Domingo
Séptimo del Tiempo Ordinario, C
Las Demandas Mas Difíciles del Amor: Perdonar a Nuestros Enemigos
de Padre William Holtzinger
February 22, 2004
La película que
salio en 1995, “Hombre Muerto Caminando” muestra la historia de la Hermana Helen
Prejean, una hermana de la comunidad de San José, a un criminal que se llama
Robert Willie y una de sus victimas, Debbie Morris. Willie y un amigo suyo
fueron convictos del crimen de raptar a tres jovencitas. A una la lastimaron y
después la mataron, a la segunda la abusaron sexualmente, y la tercera la
golpearon. El novio de Debbie fue torturado hasta dejarlo paralizado. Por estos
actos de Willie, Debbie sufrió por anos y no pudo perdonar a Willie. Por
dieciocho anos de su vida, Debbie vivió en una angustia muy larga. No hubo un
día en que ella no pensara en el incidente. Estaba llena de odio por cada cosa y
cada persona. Odiaba a su mama por haberla dejado salir esa noche; odiaba a Dios
por dejar que esto pasara; y por cierto odiaba a Willie. La hermana Helen la
empezó a aconsejar y finalmente, después de dieciocho años, Debbie encontró la
fortaleza para perdonar a Willie. Ahora, Debbie esta casada, y tiene dos niños y
le esta yendo muy bien. Ella escribió esto: “Al perdonar a Robert Willie, no
estoy aprobando lo que hizo. Pero sin perdonar a Willie, yo estaba cargando sola
mi dolor y mi vergüenza. La justicia humana no pudo cura. Pero, cuando perdone a
Willie, entonces fue cuando yo sane.
Hoy, hemos oído una frase muy difícil de Jesús. Esto nos confronta en lo que
creemos sobre la justicia humana. Martín Luther King, el líder del Movimiento de
los Derechos Civiles durante los sesentas, nos enseñó algo muy similar cuando
unos fanáticos quemaron su casa. Un grupo de personas muy enojadas se unieron
para vengarse, pero Martín les dijo “Cuando se vive por la ley de ojo por ojo, y
diente por diente, van a dejar la nación sin ojos y dientes.” Entonces él los
reunió para orar por sus opresores. Martín hizo realidad la dignidad que San
Pablo escribió cuando él le llamó a Jesús “Nombre Nuevo”. También, tenemos que
dejar nuestras viejas ideas atrás. Tenemos que convertirnos en gente que siga el
evangelio de Jesús y se transforme en “el hombre nuevo”.

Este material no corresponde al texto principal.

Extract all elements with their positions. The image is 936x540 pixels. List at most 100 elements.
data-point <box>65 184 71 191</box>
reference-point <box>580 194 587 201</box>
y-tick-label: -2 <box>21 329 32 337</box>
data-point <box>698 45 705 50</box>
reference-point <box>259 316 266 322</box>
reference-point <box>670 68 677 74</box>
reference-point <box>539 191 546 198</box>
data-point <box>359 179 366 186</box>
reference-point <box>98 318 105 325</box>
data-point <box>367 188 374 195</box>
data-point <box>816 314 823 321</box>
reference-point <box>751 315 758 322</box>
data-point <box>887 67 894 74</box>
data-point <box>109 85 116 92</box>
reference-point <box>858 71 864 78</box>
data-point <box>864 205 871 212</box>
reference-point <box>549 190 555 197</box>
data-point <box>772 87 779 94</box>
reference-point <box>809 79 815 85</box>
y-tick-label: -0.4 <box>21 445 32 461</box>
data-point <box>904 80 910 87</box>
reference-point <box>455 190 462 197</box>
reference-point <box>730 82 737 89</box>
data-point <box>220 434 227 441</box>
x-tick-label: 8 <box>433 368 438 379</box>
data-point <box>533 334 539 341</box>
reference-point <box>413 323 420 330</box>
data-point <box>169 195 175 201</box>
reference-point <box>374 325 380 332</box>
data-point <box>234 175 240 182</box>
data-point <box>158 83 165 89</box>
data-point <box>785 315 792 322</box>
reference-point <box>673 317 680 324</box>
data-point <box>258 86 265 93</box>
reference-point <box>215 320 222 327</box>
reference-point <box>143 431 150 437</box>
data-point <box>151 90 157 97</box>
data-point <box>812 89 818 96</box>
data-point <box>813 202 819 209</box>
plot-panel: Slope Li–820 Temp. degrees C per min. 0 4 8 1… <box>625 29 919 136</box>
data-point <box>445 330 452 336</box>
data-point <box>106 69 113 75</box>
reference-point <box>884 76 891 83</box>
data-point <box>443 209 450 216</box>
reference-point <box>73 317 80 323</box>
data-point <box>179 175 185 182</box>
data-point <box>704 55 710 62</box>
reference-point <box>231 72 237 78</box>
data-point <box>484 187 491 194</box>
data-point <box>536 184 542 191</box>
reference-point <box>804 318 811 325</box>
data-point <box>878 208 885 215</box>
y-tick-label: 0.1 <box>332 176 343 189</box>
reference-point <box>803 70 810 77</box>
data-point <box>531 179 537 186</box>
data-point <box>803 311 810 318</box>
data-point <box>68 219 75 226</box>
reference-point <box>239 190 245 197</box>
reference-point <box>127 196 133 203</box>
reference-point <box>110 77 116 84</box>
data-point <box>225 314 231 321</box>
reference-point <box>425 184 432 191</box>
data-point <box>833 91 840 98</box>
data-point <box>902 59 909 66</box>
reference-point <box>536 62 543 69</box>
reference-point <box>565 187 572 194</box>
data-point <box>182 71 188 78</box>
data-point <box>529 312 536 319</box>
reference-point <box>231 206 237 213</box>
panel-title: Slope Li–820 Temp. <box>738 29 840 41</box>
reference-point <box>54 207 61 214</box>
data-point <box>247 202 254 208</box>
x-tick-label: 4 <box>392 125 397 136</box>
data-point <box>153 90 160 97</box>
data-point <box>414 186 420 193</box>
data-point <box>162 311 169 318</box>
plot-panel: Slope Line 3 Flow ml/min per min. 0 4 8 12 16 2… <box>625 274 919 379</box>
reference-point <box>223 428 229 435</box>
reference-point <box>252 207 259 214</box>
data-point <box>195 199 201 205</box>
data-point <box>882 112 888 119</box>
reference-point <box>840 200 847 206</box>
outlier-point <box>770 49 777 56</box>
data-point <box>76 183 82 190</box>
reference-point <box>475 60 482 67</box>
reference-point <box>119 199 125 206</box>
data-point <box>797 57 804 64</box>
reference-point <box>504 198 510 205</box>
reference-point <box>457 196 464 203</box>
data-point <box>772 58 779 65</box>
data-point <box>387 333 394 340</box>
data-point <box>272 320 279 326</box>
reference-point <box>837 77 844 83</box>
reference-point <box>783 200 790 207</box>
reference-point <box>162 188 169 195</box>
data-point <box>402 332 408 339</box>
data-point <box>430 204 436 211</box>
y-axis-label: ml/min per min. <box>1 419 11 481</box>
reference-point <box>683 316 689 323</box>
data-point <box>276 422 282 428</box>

Cuando decidimos vivir como Jesús vivió, no quiere decir que no vamos a ser
lastimados otra ves. Él fue crucificado por amor. Pero no esta diciéndonos que
tenemos que ser victimas de la violencia. Tenemos que amar a otros como a
nosotros mismos. La iglesia nos dice que tenemos un derecho moral de defendernos.
Por ejemplo, cuando volteamos la otra mejilla, no estamos invitando a la gente a
que nos abuse más. Al contrario, estamos haciendo algo para que el abuso no
continué. Cuando renunciamos a dañar a otras personas, estamos haciendo burla de
la violencia; Así, los desarmamos.
Jesús nos desafiá a perdonar, a amar, a voltear la otra mejilla. Estas ideas son
muy grandes para la tolerancia humana. No quiero amar a mis enemigos. Los quiero
destruir. Pero, la ley del amor es más poderosa que la venganza. La venganza
llama venganza. Cuando estamos lastimados y buscamos la venganza o cuando
alimentamos resentimientos en nuestros corazones nos estamos matando a nosotros
mismos. El odio empuja el amor de nuestros corazones cuando odiamos y
alimentamos malos pensamientos sobre otras personas. ¿Qué cosa buena hacen esos
pensamientos por nosotros? No ganamos nada estando llenos de rencor. Por estas
cosas nos condenamos nosotros mismos. Tenemos que dejar de odiar y ser personas
de amor.
Al empezar este tiempo de cuaresma, pasemos tiempo pidiéndole a Dios que nos
ayude a olvidar esos resentimientos y malos sentimientos sobre otras personas.
Si tú lo haces, y si buscas la reconciliación y el perdón, entonces, el amor
puede vivir otra vez. Ama a tus enemigos. Recuerda la lección de la Hermana
Helen: la justicia humana no pudo sanar. Pero, el perdón lo hizo.